Text Corpus Link Collection

I consider that the collection and validation of texts should be done by people who are fluent in that language.
So I might suggest a corpus other than my native language, but it should be validated by people fluent in that language to see if it is a valid corpus.

I've already had my share of painful experiences with Japanese collections, and I don't want anyone else to make the same mistake.


The White House

Copyright Policy | The White House:

Pursuant to federal law, government-produced materials appearing on this site are not copyright protected. The United States Government may receive and hold copyrights transferred to it by assignment, bequest, or otherwise.

Seriously? I'm not familiar with the law, but can we add this to the list of appropriate corpus?

2020-11-15: I didn't know that, but it seems that copyright doesn't apply to law statements, news reports, etc. in Japan either.

What about your language? It's not "conversational" by any means, but we can increase the number.

Internet Archive

Most of the resources may be useful. But there is also content that is in clear violation of rights. (For example, to narrow it down to Japanese, there are videos of famous anime and pictures of idols.)
If we can verify each one of these licenses, we may be able to add them to the list, but what do you think?

datos.bne.es

Spanish. I can't read.
Maybe it's CC0, but I don't know.
The Biblioteca Nacional de España comes up somewhat by searching for CC0.

Is there anyone who can look it up?
Are there any sentences that could be used for these resources?

Mozilla

I'm sure there are people here who are familiar with Mozilla, so I'm going to ask: Are there any CC0 works in Mozilla's public resources?

All I could find was an MDN code sample: Code samples and snippets - About MDN Web Docs - The MDN project | MDN

OSCAR

I mention this because I know some of you may want to add it to the list.

I've downloaded the Japanese file.
Some of the text had unique, identifiable sentences; a quick Google search shows that they were extracted from personal sites, corporate promotions, reports of charitable activities, porn sites, etc.
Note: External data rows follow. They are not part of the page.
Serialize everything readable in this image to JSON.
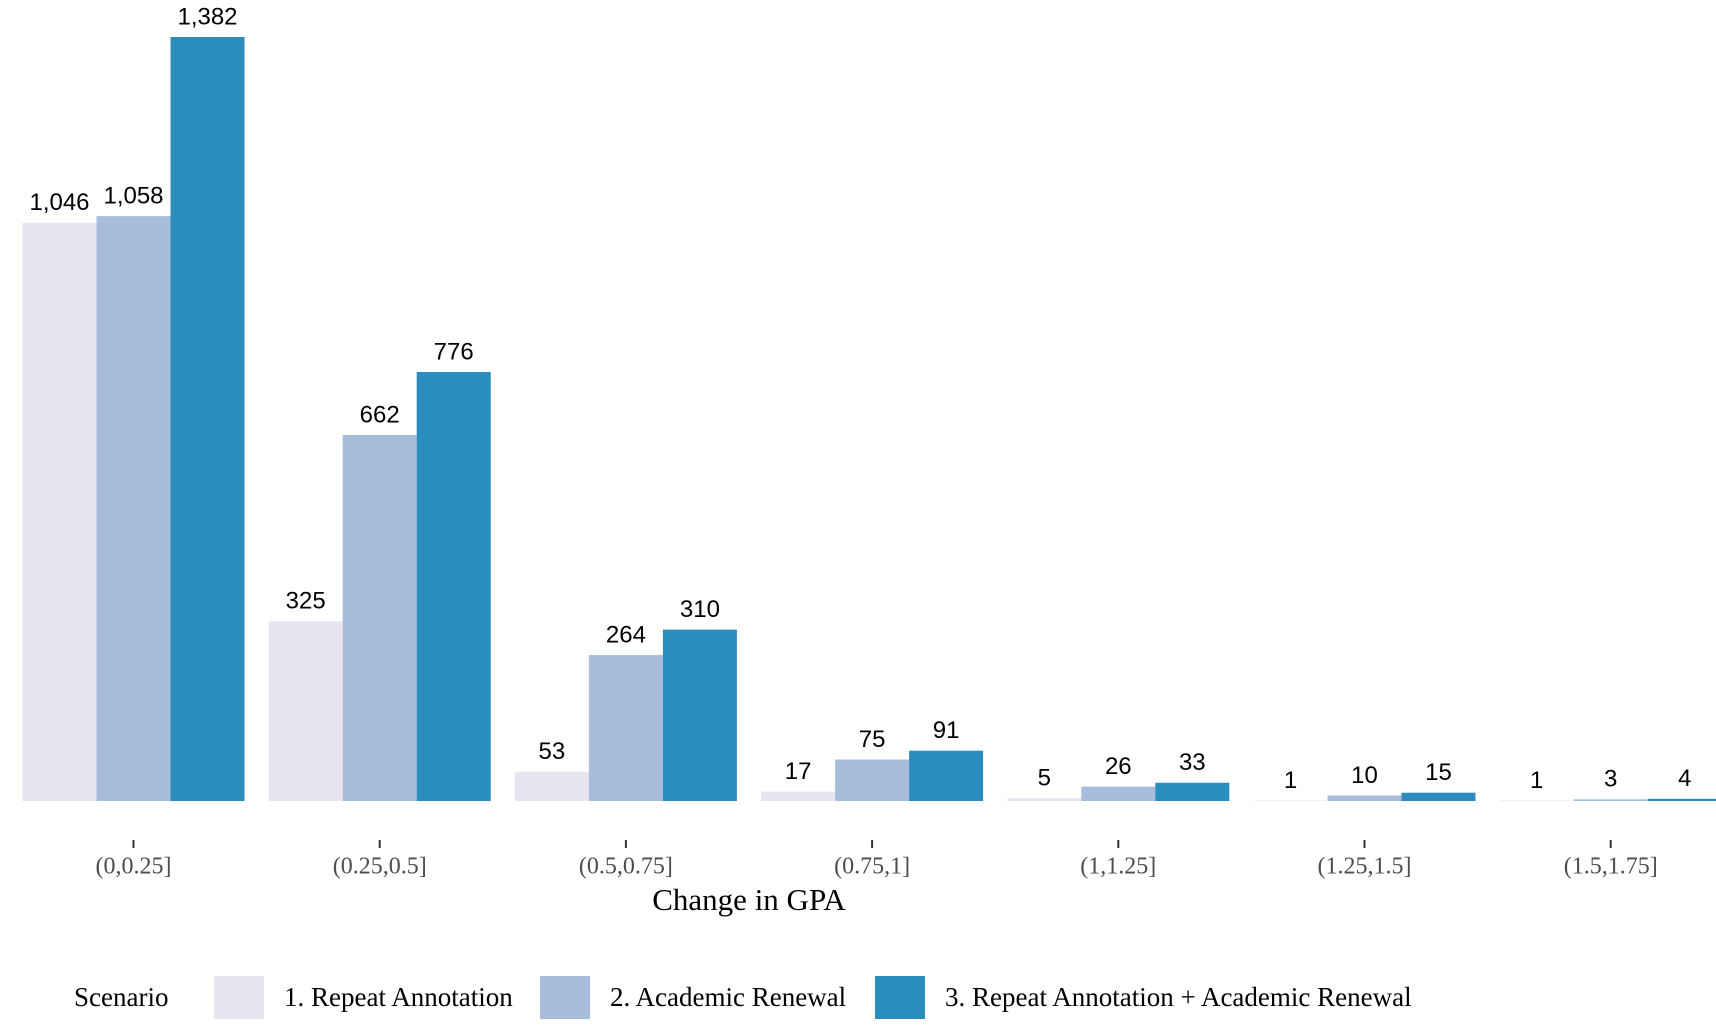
{
  "chart_data": {
    "type": "bar",
    "x_label": "Change in GPA",
    "categories": [
      "(0,0.25]",
      "(0.25,0.5]",
      "(0.5,0.75]",
      "(0.75,1]",
      "(1,1.25]",
      "(1.25,1.5]",
      "(1.5,1.75]"
    ],
    "legend_title": "Scenario",
    "series": [
      {
        "name": "1. Repeat Annotation",
        "color": "#e8e4f0",
        "values": [
          1046,
          325,
          53,
          17,
          5,
          1,
          1
        ],
        "value_labels": [
          "1,046",
          "325",
          "53",
          "17",
          "5",
          "1",
          "1"
        ]
      },
      {
        "name": "2. Academic Renewal",
        "color": "#a8bddb",
        "values": [
          1058,
          662,
          264,
          75,
          26,
          10,
          3
        ],
        "value_labels": [
          "1,058",
          "662",
          "264",
          "75",
          "26",
          "10",
          "3"
        ]
      },
      {
        "name": "3. Repeat Annotation + Academic Renewal",
        "color": "#2b8cbe",
        "values": [
          1382,
          776,
          310,
          91,
          33,
          15,
          4
        ],
        "value_labels": [
          "1,382",
          "776",
          "310",
          "91",
          "33",
          "15",
          "4"
        ]
      }
    ]
  }
}
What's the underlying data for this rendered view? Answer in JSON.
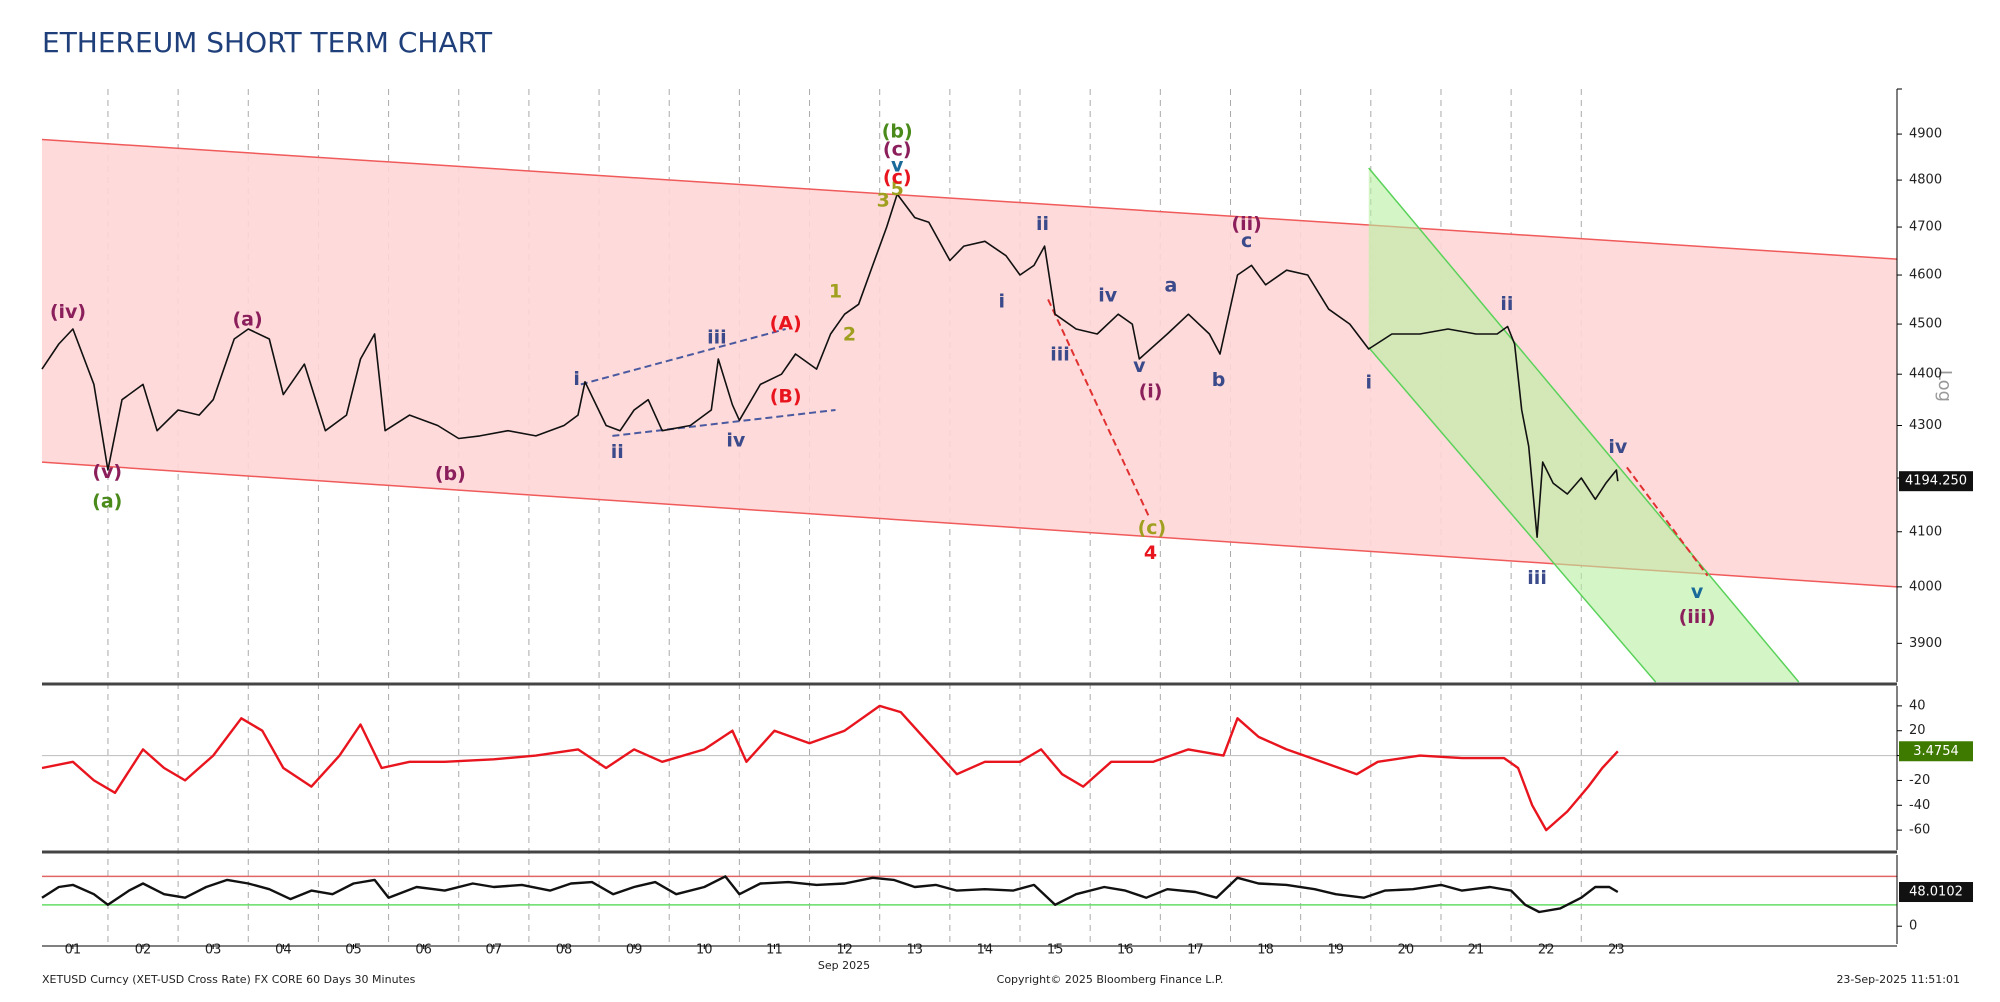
{
  "chart_data": [
    {
      "type": "line",
      "title": "ETHEREUM SHORT TERM CHART",
      "y_label": "Log",
      "log_scale": true,
      "xlim": [
        0.56,
        27.0
      ],
      "ylim": [
        3833,
        5000
      ],
      "yticks": [
        3900,
        4000,
        4100,
        4200,
        4300,
        4400,
        4500,
        4600,
        4700,
        4800,
        4900
      ],
      "x": [
        0.56,
        0.8,
        1.0,
        1.3,
        1.5,
        1.7,
        2.0,
        2.2,
        2.5,
        2.8,
        3.0,
        3.3,
        3.5,
        3.8,
        4.0,
        4.3,
        4.6,
        4.9,
        5.1,
        5.3,
        5.45,
        5.8,
        6.2,
        6.5,
        6.8,
        7.2,
        7.6,
        8.0,
        8.2,
        8.3,
        8.6,
        8.8,
        9.0,
        9.2,
        9.4,
        9.8,
        10.1,
        10.2,
        10.4,
        10.5,
        10.8,
        11.1,
        11.3,
        11.6,
        11.8,
        12.0,
        12.2,
        12.4,
        12.6,
        12.75,
        13.0,
        13.2,
        13.5,
        13.7,
        14.0,
        14.3,
        14.5,
        14.7,
        14.85,
        15.0,
        15.3,
        15.6,
        15.9,
        16.1,
        16.2,
        16.6,
        16.9,
        17.2,
        17.35,
        17.6,
        17.8,
        18.0,
        18.3,
        18.6,
        18.9,
        19.2,
        19.47,
        19.8,
        20.2,
        20.6,
        21.0,
        21.3,
        21.45,
        21.55,
        21.65,
        21.75,
        21.87,
        21.95,
        22.1,
        22.3,
        22.5,
        22.7,
        22.85,
        23.0,
        23.02
      ],
      "series": [
        {
          "color": "#111111",
          "values": [
            4410,
            4460,
            4490,
            4380,
            4215,
            4350,
            4380,
            4290,
            4330,
            4320,
            4350,
            4470,
            4490,
            4470,
            4360,
            4420,
            4290,
            4320,
            4430,
            4480,
            4290,
            4320,
            4300,
            4275,
            4280,
            4290,
            4280,
            4300,
            4320,
            4385,
            4300,
            4290,
            4330,
            4350,
            4290,
            4300,
            4330,
            4430,
            4340,
            4310,
            4380,
            4400,
            4440,
            4410,
            4480,
            4520,
            4540,
            4620,
            4700,
            4770,
            4720,
            4710,
            4630,
            4660,
            4670,
            4640,
            4600,
            4620,
            4660,
            4520,
            4490,
            4480,
            4520,
            4500,
            4430,
            4480,
            4520,
            4480,
            4440,
            4600,
            4620,
            4580,
            4610,
            4600,
            4530,
            4500,
            4450,
            4480,
            4480,
            4490,
            4480,
            4480,
            4495,
            4460,
            4330,
            4260,
            4090,
            4230,
            4190,
            4170,
            4200,
            4160,
            4190,
            4215,
            4194
          ]
        }
      ],
      "last_value_label": "4194.250",
      "channels": [
        {
          "fill": "#ffd6d6",
          "stroke": "#f05a5a",
          "upper": {
            "x": [
              0.56,
              27.0
            ],
            "y": [
              4888,
              4633
            ]
          },
          "lower": {
            "x": [
              0.56,
              27.0
            ],
            "y": [
              4230,
              4000
            ]
          }
        },
        {
          "fill": "#b8f0a0",
          "stroke": "#5ad25a",
          "upper": {
            "x": [
              19.47,
              25.6
            ],
            "y": [
              4826,
              3833
            ]
          },
          "lower": {
            "x": [
              19.47,
              23.56
            ],
            "y": [
              4453,
              3833
            ]
          }
        }
      ],
      "trendlines": [
        {
          "color": "#4a5aa0",
          "x": [
            8.24,
            11.16
          ],
          "y": [
            4380,
            4490
          ]
        },
        {
          "color": "#4a5aa0",
          "x": [
            8.69,
            11.87
          ],
          "y": [
            4280,
            4330
          ]
        },
        {
          "color": "#e03030",
          "x": [
            14.9,
            16.33
          ],
          "y": [
            4550,
            4130
          ]
        },
        {
          "color": "#e03030",
          "x": [
            23.15,
            24.3
          ],
          "y": [
            4220,
            4020
          ]
        }
      ],
      "annotations": [
        {
          "text": "(iv)",
          "x": 0.93,
          "y": 4523,
          "color": "#8b1f5c"
        },
        {
          "text": "(v)",
          "x": 1.49,
          "y": 4210,
          "color": "#8b1f5c"
        },
        {
          "text": "(a)",
          "x": 1.49,
          "y": 4155,
          "color": "#4a8a1a"
        },
        {
          "text": "(a)",
          "x": 3.49,
          "y": 4508,
          "color": "#8b1f5c"
        },
        {
          "text": "(b)",
          "x": 6.38,
          "y": 4207,
          "color": "#8b1f5c"
        },
        {
          "text": "i",
          "x": 8.18,
          "y": 4390,
          "color": "#3a4a8a"
        },
        {
          "text": "ii",
          "x": 8.76,
          "y": 4248,
          "color": "#3a4a8a"
        },
        {
          "text": "iii",
          "x": 10.18,
          "y": 4472,
          "color": "#3a4a8a"
        },
        {
          "text": "iv",
          "x": 10.45,
          "y": 4270,
          "color": "#3a4a8a"
        },
        {
          "text": "(A)",
          "x": 11.16,
          "y": 4500,
          "color": "#e8141e"
        },
        {
          "text": "(B)",
          "x": 11.16,
          "y": 4355,
          "color": "#e8141e"
        },
        {
          "text": "1",
          "x": 11.87,
          "y": 4565,
          "color": "#a0a020"
        },
        {
          "text": "2",
          "x": 12.07,
          "y": 4478,
          "color": "#a0a020"
        },
        {
          "text": "3",
          "x": 12.55,
          "y": 4755,
          "color": "#a0a020"
        },
        {
          "text": "5",
          "x": 12.75,
          "y": 4780,
          "color": "#a0a020"
        },
        {
          "text": "(c)",
          "x": 12.75,
          "y": 4805,
          "color": "#e8141e"
        },
        {
          "text": "v",
          "x": 12.75,
          "y": 4830,
          "color": "#1a6a9a"
        },
        {
          "text": "(c)",
          "x": 12.75,
          "y": 4865,
          "color": "#8b1f5c"
        },
        {
          "text": "(b)",
          "x": 12.75,
          "y": 4905,
          "color": "#4a8a1a"
        },
        {
          "text": "ii",
          "x": 14.82,
          "y": 4705,
          "color": "#3a4a8a"
        },
        {
          "text": "i",
          "x": 14.24,
          "y": 4545,
          "color": "#3a4a8a"
        },
        {
          "text": "iv",
          "x": 15.75,
          "y": 4557,
          "color": "#3a4a8a"
        },
        {
          "text": "iii",
          "x": 15.07,
          "y": 4438,
          "color": "#3a4a8a"
        },
        {
          "text": "a",
          "x": 16.65,
          "y": 4577,
          "color": "#3a4a8a"
        },
        {
          "text": "v",
          "x": 16.2,
          "y": 4415,
          "color": "#3a4a8a"
        },
        {
          "text": "(i)",
          "x": 16.36,
          "y": 4365,
          "color": "#8b1f5c"
        },
        {
          "text": "(ii)",
          "x": 17.73,
          "y": 4705,
          "color": "#8b1f5c"
        },
        {
          "text": "c",
          "x": 17.73,
          "y": 4670,
          "color": "#3a4a8a"
        },
        {
          "text": "b",
          "x": 17.33,
          "y": 4388,
          "color": "#3a4a8a"
        },
        {
          "text": "i",
          "x": 19.47,
          "y": 4383,
          "color": "#3a4a8a"
        },
        {
          "text": "ii",
          "x": 21.44,
          "y": 4540,
          "color": "#3a4a8a"
        },
        {
          "text": "iv",
          "x": 23.02,
          "y": 4258,
          "color": "#3a4a8a"
        },
        {
          "text": "iii",
          "x": 21.87,
          "y": 4015,
          "color": "#3a4a8a"
        },
        {
          "text": "v",
          "x": 24.15,
          "y": 3990,
          "color": "#1a6a9a"
        },
        {
          "text": "(iii)",
          "x": 24.15,
          "y": 3945,
          "color": "#8b1f5c"
        },
        {
          "text": "(c)",
          "x": 16.38,
          "y": 4106,
          "color": "#a0a020"
        },
        {
          "text": "4",
          "x": 16.36,
          "y": 4060,
          "color": "#e8141e"
        }
      ]
    },
    {
      "type": "line",
      "xlim": [
        0.56,
        27.0
      ],
      "ylim": [
        -76,
        56
      ],
      "yticks": [
        -60,
        -40,
        -20,
        0,
        20,
        40
      ],
      "x": [
        0.56,
        1.0,
        1.3,
        1.6,
        2.0,
        2.3,
        2.6,
        3.0,
        3.4,
        3.7,
        4.0,
        4.4,
        4.8,
        5.1,
        5.4,
        5.8,
        6.3,
        7.0,
        7.6,
        8.2,
        8.6,
        9.0,
        9.4,
        10.0,
        10.4,
        10.6,
        11.0,
        11.5,
        12.0,
        12.5,
        12.8,
        13.2,
        13.6,
        14.0,
        14.5,
        14.8,
        15.1,
        15.4,
        15.8,
        16.4,
        16.9,
        17.4,
        17.6,
        17.9,
        18.3,
        18.8,
        19.3,
        19.6,
        20.2,
        20.8,
        21.4,
        21.6,
        21.8,
        22.0,
        22.3,
        22.6,
        22.8,
        23.02
      ],
      "series": [
        {
          "color": "#e8141e",
          "values": [
            -10,
            -5,
            -20,
            -30,
            5,
            -10,
            -20,
            0,
            30,
            20,
            -10,
            -25,
            0,
            25,
            -10,
            -5,
            -5,
            -3,
            0,
            5,
            -10,
            5,
            -5,
            5,
            20,
            -5,
            20,
            10,
            20,
            40,
            35,
            10,
            -15,
            -5,
            -5,
            5,
            -15,
            -25,
            -5,
            -5,
            5,
            0,
            30,
            15,
            5,
            -5,
            -15,
            -5,
            0,
            -2,
            -2,
            -10,
            -40,
            -60,
            -45,
            -25,
            -10,
            3.4754
          ]
        }
      ]
    },
    {
      "type": "line",
      "xlim": [
        0.56,
        27.0
      ],
      "ylim": [
        -25,
        100
      ],
      "yticks": [
        0
      ],
      "levels": [
        {
          "value": 70,
          "color": "#e06666"
        },
        {
          "value": 30,
          "color": "#66dd66"
        }
      ],
      "xticks": [
        {
          "value": 1,
          "label": "01"
        },
        {
          "value": 2,
          "label": "02"
        },
        {
          "value": 3,
          "label": "03"
        },
        {
          "value": 4,
          "label": "04"
        },
        {
          "value": 5,
          "label": "05"
        },
        {
          "value": 6,
          "label": "06"
        },
        {
          "value": 7,
          "label": "07"
        },
        {
          "value": 8,
          "label": "08"
        },
        {
          "value": 9,
          "label": "09"
        },
        10,
        11,
        12,
        13,
        14,
        15,
        16,
        17,
        18,
        19,
        20,
        21,
        22,
        23
      ],
      "x_label": "Sep 2025",
      "x": [
        0.56,
        0.8,
        1.0,
        1.3,
        1.5,
        1.8,
        2.0,
        2.3,
        2.6,
        2.9,
        3.2,
        3.5,
        3.8,
        4.1,
        4.4,
        4.7,
        5.0,
        5.3,
        5.5,
        5.9,
        6.3,
        6.7,
        7.0,
        7.4,
        7.8,
        8.1,
        8.4,
        8.7,
        9.0,
        9.3,
        9.6,
        10.0,
        10.3,
        10.5,
        10.8,
        11.2,
        11.6,
        12.0,
        12.4,
        12.7,
        13.0,
        13.3,
        13.6,
        14.0,
        14.4,
        14.7,
        15.0,
        15.3,
        15.7,
        16.0,
        16.3,
        16.6,
        17.0,
        17.3,
        17.6,
        17.9,
        18.3,
        18.7,
        19.0,
        19.4,
        19.7,
        20.1,
        20.5,
        20.8,
        21.2,
        21.5,
        21.7,
        21.9,
        22.2,
        22.5,
        22.7,
        22.9,
        23.02
      ],
      "series": [
        {
          "color": "#111111",
          "values": [
            40,
            55,
            58,
            45,
            30,
            50,
            60,
            45,
            40,
            55,
            65,
            60,
            52,
            38,
            50,
            45,
            60,
            65,
            40,
            55,
            50,
            60,
            55,
            58,
            50,
            60,
            62,
            45,
            55,
            62,
            45,
            55,
            70,
            45,
            60,
            62,
            58,
            60,
            68,
            65,
            55,
            58,
            50,
            52,
            50,
            58,
            30,
            45,
            55,
            50,
            40,
            52,
            48,
            40,
            68,
            60,
            58,
            52,
            45,
            40,
            50,
            52,
            58,
            50,
            55,
            50,
            30,
            20,
            25,
            40,
            55,
            55,
            48.0102
          ]
        }
      ]
    }
  ],
  "footer": {
    "left": "XETUSD Curncy (XET-USD Cross Rate) FX CORE 60 Days 30 Minutes",
    "center": "Copyright© 2025 Bloomberg Finance L.P.",
    "right": "23-Sep-2025 11:51:01"
  }
}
There were also a lot of proper nouns (names of identifiable individuals, groups and works).

I have contacted OSCAR about this and am waiting to hear back. (What process did they use to get the text, to check if it's legitimate, etc.)
But whatever the reply, I will not add OSCAR to the list.

If you think it's appropriate, useful, and worthy of use in other languages, please add it to the list, with the Note field mentioning "Japanese files have concerns".

In Japanese

リストに追加したい人もいると思うので、触れておきます。

私は日本語ファイルをダウンロードしました。
コーパスの一部には、独特の、特定可能な文章がありました。Googleで検索してみると、それらは個人サイト、企業の宣伝、慈善団体の活動報告、ポルノサイト等から抽出されたことがわかります。固有名詞(特定可能な個人や集団、作品の名前)もたくさんありました。

私はこの件についてOSCARに問い合わせ、返事を待っているところです。
でも、どのような返事であれ、私はOSCARをリストに追加しません。

もし他の言語では適切で、有用であり、使用に値するというのであれば、「日本語ファイルには懸念がある」とNote欄に記載した上で、リストに追加して下さい。